The other key issue is to implement all the recommendations of the Minister of State, Deputy Butler's expert group. It is such low-hanging fruit to tackle the delayed discharges and yet there have been incredible delays in tackling that issue. We talk about extra beds etc. We need extra beds but there are 600 beds that are inappropriately used. When will we see the recommendations of the Minister of State's report implemented in full?
A key part of that is to implement the recommendation on the living wage. That is how we get more people to sign up to be carers. According to a number of people who have examined this area in detail from an academic point of view, it also would help greatly to attract more male carers to come into the system. We cannot delay any longer.
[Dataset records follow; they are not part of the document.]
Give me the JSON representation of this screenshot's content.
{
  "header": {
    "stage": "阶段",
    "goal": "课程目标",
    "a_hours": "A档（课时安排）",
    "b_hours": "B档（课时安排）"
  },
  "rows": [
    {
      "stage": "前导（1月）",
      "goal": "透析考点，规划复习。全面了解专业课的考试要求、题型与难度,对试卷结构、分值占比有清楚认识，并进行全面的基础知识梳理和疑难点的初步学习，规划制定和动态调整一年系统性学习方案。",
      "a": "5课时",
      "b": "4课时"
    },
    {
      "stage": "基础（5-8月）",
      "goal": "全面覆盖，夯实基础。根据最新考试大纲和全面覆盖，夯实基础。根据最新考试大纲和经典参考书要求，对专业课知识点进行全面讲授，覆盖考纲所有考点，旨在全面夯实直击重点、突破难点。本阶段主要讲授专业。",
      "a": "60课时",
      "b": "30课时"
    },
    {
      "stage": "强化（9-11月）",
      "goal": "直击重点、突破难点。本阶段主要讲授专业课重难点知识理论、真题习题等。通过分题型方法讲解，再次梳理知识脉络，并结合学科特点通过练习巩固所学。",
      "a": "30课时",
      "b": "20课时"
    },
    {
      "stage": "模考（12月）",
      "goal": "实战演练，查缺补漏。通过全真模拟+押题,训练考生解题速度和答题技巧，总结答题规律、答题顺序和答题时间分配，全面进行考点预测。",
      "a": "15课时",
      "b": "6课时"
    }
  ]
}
We need to see all of those recommendations put in place within the next few months. It is not sustainable to continue with 600 in delayed discharges. While a number of those have been moved, they would fill up again quickly.
I am sharing time with Deputy Barry. It is important to say the health crisis we have, the trolley crisis we have annually, is not a natural disaster. It is not a natural function of winter. It is a policy-made disaster that we get regularly. Those polices are a commitment to a two-tier fragmented health service with a chronic lack of capacity and staffing in emergency departments, acute and elective hospital services, ICU, public health teams, primary care and GP services, mental health and disability services, step-down nursing home places, home care and more. It is a commitment to continuing a for-profit part of our health service, and the for-profit part of our health service only exists if there are problems with the not-for-profit parts of our health service. Finally, this year, on top of those annual problems, we have an extra problem in terms of policy to do with Covid where the Government did not take seriously enough the continuing threat of Covid, on top of which are the flu and the respiratory syncytial virus, RSV. There is nowhere near enough of an effort in terms of promoting the use of masks. We should be listening to the likes of the Irish Nurses and Midwives Organisation, INMO, and the unions representing bus drivers. There is still no action in terms of ventilation and filtration in our public buildings. Earlier I saw a picture from Davos where a number of world leaders were having a conversation. They had HEPA filters in front of them because they work and have an impact. The lack of action in this regard in this country has added to the crisis. It is policy driven. It does not have to be this way.
In the conversations that happen around the regular health crisis, there is often an attempt to obfuscate and to present the whole thing as more complex than it really is and beyond anyone's understanding, as if we keep giving money to this thing and it still does not seem to work in order to make people think there is nothing that can possibly be done about it. Of course, there are complex parts to it and structural issues, but at the basis of the health crisis we have that particularly expresses itself every winter is a basic issue around capacity in terms of beds and staff to go with those beds. Where, in the early 1980s, Ireland had 17,500 hospital beds in our health system, today bed capacity is just over 11,000. It is the same as it was in 2009, when the population was half a million people lower than it is today. That is at the core of the crisis. That is the most important fact that explains why we have the crisis we have. In comparing the number of hospital beds per 1,000 of population in this country, at 2.9, to the EU average of 5.3, we are at little more than half the EU average. An extra 5,000 hospital beds are urgently needed in the public health system to address this core capacity problem.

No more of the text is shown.